The formation of soil bacterial communities within each soil profile was guided by deterministic processes pertaining to environmental heterogeneity.

In addition, there were differences in vertical variances in soil bacterial populations between forest types. The vertical spatial variation in soil bacterial composition was lower in the Betula albo-sinensis forest at medium elevation than that of other forests.

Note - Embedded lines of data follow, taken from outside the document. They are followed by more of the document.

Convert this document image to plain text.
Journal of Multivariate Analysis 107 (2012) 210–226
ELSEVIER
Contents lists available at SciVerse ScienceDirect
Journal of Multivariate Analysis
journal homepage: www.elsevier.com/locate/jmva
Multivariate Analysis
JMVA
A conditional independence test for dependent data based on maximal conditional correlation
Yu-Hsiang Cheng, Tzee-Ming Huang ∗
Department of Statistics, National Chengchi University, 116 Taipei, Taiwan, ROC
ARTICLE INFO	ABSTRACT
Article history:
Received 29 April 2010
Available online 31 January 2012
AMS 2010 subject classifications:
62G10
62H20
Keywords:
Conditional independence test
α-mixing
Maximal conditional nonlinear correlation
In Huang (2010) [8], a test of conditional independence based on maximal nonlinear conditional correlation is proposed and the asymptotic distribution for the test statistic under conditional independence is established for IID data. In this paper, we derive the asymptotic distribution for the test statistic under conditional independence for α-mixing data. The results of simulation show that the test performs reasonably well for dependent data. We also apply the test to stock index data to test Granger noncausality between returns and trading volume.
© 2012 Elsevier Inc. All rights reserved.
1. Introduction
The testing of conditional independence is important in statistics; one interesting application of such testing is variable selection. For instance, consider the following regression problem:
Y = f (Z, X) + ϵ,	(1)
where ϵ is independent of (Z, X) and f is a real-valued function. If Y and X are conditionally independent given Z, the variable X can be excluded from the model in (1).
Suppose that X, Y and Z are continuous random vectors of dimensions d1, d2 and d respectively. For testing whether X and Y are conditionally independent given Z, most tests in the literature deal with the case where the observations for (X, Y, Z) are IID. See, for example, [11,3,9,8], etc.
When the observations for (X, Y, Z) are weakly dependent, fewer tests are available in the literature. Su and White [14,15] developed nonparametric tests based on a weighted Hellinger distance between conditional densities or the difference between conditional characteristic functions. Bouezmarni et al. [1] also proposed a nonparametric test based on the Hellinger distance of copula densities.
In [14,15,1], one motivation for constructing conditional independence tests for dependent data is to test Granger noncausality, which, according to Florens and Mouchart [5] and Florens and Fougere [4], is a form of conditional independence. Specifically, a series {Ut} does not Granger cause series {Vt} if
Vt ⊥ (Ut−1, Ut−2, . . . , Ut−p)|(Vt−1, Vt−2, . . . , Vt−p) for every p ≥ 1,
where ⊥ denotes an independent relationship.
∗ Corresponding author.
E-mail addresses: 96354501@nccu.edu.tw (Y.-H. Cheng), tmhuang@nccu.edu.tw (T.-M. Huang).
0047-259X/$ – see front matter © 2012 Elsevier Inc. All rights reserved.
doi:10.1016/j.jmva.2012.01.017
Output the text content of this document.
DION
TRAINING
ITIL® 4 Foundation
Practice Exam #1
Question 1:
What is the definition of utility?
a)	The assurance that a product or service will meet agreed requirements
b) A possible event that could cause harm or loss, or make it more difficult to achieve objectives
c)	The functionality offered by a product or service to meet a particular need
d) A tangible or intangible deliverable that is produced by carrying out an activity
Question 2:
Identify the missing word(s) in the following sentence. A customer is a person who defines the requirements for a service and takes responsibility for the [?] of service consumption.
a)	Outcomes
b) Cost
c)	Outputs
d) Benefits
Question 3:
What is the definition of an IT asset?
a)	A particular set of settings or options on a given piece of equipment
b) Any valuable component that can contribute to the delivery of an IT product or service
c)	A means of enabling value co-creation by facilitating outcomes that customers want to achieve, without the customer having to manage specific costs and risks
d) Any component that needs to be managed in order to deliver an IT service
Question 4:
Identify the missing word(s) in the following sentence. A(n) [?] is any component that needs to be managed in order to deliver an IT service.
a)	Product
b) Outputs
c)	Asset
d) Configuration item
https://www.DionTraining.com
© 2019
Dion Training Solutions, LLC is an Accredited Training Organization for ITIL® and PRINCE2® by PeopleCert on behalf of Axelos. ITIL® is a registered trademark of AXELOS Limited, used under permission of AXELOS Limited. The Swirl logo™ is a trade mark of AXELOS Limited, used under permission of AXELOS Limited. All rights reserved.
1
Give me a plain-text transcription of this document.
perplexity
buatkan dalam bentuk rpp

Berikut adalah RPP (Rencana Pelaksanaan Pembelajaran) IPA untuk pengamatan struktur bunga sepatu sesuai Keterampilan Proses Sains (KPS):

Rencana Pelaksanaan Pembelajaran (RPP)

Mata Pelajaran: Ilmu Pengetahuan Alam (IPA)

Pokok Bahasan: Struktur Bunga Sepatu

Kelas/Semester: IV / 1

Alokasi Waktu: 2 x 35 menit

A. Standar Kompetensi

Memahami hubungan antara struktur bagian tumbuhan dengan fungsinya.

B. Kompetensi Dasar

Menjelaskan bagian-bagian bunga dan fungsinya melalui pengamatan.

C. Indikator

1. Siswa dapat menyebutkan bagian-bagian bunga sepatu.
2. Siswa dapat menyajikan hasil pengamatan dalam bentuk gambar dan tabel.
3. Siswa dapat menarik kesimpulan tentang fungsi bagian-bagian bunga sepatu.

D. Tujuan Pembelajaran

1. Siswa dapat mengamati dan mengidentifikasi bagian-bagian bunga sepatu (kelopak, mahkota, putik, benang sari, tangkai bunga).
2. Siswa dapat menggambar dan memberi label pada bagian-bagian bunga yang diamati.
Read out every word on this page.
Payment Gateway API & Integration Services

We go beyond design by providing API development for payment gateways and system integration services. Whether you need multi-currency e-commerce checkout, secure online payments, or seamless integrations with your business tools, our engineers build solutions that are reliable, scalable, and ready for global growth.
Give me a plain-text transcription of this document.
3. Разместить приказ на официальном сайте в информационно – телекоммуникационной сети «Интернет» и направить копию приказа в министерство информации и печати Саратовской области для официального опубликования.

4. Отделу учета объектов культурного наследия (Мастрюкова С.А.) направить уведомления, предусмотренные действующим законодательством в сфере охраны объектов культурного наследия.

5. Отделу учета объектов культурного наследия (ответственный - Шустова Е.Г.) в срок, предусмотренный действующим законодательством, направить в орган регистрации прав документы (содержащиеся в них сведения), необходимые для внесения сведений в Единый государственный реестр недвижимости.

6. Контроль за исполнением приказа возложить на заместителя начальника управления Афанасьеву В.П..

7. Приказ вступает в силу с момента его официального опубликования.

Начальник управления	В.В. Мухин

The increased vertical homogeneity in the B. albo-sinensis forest can be attributed to the higher mean annual precipitation and stony texture, which is likely owing to the greater vertical transit of soil microorganisms with water flux.

These findings highlight the significant relationship between climate conditions and vertical variation in soil bacterial populations, and they may be useful in predicting belowground functions.

Journal reference:

Tian, Q., et al. (2022) Vertical Distribution of Soil Bacterial Communities in Different Forest Types Along an Elevation Gradient. Microbial Ecology.